The same expert witnesses may appear regularly in litigation. Experts often assist in negotiations before disputes become the subject of legal proceedings, a job that requires them to be partisan. It is difficult for such experts to ‘change spots’ when reporting or appearing as an expert witness.
In the context of concerns about expert partisanship, the Commission is considering reforms which provide clear statements of lawyers’ and experts’ ethical obligations and new obligations to fully disclose the relationship between expert witnesses and their clients. The Federal Court has recently issued guidelines for expert witnesses, which address some of these concerns.
Other options for reform seek to encourage greater court or tribunal management of the process for adducing expert evidence in pre-trial and trial hearings, for example by requiring that parties’ experts meet to identify and attempt to narrow the issues in dispute.
More radical proposals for reform centre around courts and tribunals appointing their own experts to be used in substitution for, or in addition to, party experts or requiring that expert evidence is to be given by one or more experts chosen by agreement between the parties.
Use of assessors
There have also been proposals, both in Australia and overseas, that courts and tribunals should make wider use of powers to appoint assessors to assist them in proceedings. Relevant Commonwealth legislation describes the role of assessors as to ‘assist’ or ‘help’ the court in the exercise of its jurisdiction.
In one recent Federal Court case, Genetics Institute Inc v Kirin-Amgen Inc, the judge appointed an assessor in a patent infringement case, which involved complex and highly contested scientific issues involving biochemical technology patents. Between them, the parties intended to call 14 scientific experts from various disciplines. The judge considered that in a case such as this he would be assisted by expert assistance such as that provided by an assessor. The parties agreed on the selection of the assessor, who sat with the judge throughout the three-week hearing.
The wider adversarial inquiry
The series of Commission issues papers for this inquiry has been completed with the release, in April and June this year, of papers focusing on the practices and procedures of federal tribunals and on the use of alternative dispute resolution (ADR). The next milestone in the inquiry will be the release of a discussion paper. This paper will contain proposed recommendations dealing with federal dispute resolution.

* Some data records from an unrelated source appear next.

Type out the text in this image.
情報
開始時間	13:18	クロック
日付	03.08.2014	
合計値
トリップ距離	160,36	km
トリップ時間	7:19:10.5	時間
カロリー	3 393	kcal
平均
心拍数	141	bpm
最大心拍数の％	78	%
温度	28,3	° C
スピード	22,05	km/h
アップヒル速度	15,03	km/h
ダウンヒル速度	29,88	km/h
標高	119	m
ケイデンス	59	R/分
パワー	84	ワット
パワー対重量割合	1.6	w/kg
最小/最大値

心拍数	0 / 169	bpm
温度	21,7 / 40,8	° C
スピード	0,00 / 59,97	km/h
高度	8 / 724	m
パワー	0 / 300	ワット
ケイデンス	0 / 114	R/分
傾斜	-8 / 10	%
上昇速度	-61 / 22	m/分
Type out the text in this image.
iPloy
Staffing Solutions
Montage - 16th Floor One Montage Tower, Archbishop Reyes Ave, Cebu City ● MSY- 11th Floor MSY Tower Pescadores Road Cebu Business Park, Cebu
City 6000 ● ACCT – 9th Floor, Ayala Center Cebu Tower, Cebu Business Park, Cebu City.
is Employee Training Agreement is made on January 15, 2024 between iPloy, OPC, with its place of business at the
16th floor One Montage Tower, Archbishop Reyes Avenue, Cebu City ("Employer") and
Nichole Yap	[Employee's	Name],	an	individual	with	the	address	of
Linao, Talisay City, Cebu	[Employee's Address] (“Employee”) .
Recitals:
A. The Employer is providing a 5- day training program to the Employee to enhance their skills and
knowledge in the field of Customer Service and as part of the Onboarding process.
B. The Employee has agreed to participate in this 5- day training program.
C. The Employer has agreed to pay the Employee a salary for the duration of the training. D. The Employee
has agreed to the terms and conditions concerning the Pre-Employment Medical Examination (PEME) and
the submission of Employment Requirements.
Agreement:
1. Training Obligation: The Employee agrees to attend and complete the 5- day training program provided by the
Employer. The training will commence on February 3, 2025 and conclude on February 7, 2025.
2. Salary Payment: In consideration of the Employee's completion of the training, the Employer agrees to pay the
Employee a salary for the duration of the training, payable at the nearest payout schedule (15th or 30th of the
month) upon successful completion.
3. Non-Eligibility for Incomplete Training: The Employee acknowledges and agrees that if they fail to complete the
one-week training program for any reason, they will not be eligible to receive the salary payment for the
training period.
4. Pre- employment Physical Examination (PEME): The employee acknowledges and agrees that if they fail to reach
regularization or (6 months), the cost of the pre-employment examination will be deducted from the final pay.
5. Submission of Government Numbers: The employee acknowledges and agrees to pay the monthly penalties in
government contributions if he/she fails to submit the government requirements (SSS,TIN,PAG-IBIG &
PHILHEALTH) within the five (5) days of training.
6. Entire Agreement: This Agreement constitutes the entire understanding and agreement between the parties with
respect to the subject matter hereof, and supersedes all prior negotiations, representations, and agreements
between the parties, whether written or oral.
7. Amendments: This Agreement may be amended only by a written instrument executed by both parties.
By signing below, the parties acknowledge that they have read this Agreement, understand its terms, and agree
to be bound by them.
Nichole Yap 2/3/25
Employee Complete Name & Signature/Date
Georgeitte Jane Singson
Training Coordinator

The results of the Commission’s empirical research program, which includes major surveys of Federal Court, Family Court and AAT case files, will inform much of what the Commission will be suggesting as directions for reform of federal civil litigation and review. The many valuable submissions received by the Commission will also be an important resource in this regard.
* Bruce Alston is part of the Australian Law Reform Commission’s legal team, reviewing the federal civil litigation system.